This review has focused on the production of knowledge about Maasai, perhaps at the cost of under-representing an important and well-executed theme of the book: how Maasai men and women themselves "came to interpret what it means to be Maasai in different ways" (p. 276). Maasai perspectives crescendo through the text, serving not only to enflesh narratives of development, but to problematize the image of development as "good" or "bad" (p. 275). While the last two chapters of the book are organized around nuanced, ethnographic treatment of contemporary Maasai experiences of development, Hodgson is particularly adroit in earlier chapters at working "memory" to overcome what she terms the "historical amnesia" that leads people to insist "it has always been this way" (p. 9).
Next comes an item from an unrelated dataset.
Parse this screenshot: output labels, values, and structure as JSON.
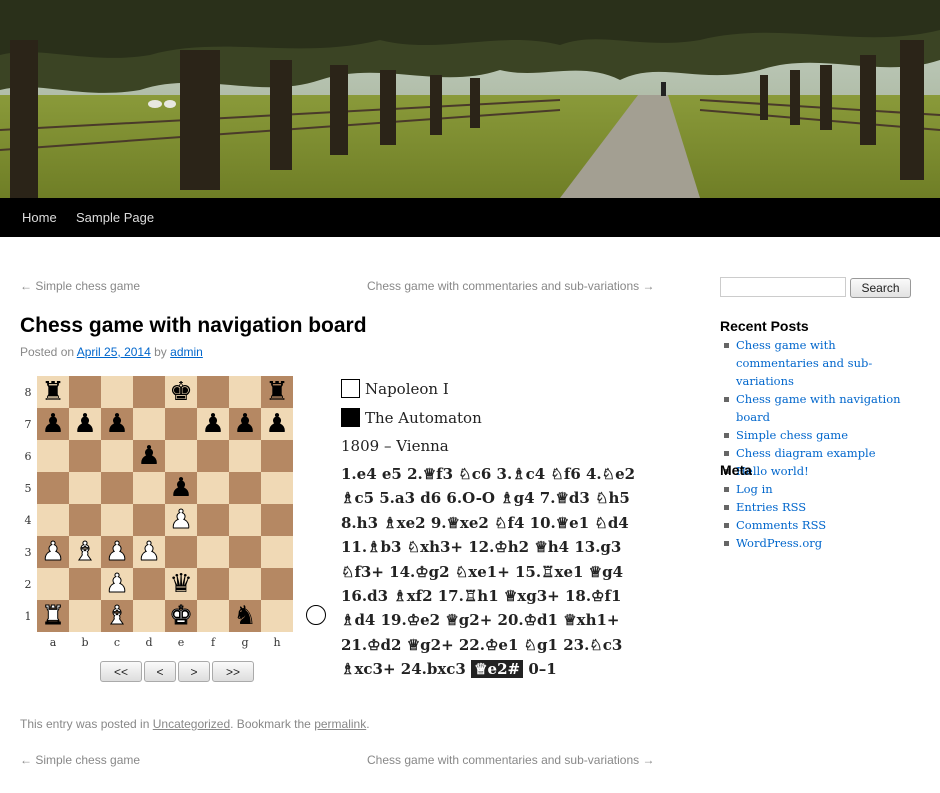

Overall, Hodgson renders a portrait of development among Maasai that shows "there is no homogeneous Maasai 'woman' or 'man,' rather women and men of different ages, social statuses, and so forth whose interactions, both ideal and real, vary considerably" (p. 39).
Hodgson's meticulous and well-documented ethnographic and historical research make this book a valuable resource for scholars of African pastoralism and for other regional specialists, while its sharp theoretical approaches and creative methodologies render it a worthwhile read for both anthro-historians and women and gender studies specialists.
Notes
[1]. See Akhil Gupta and James Ferguson, eds., Culture, Power, Place: Explorations in Critical Anthropology (Durham, N.C.: Duke University Press, 1997).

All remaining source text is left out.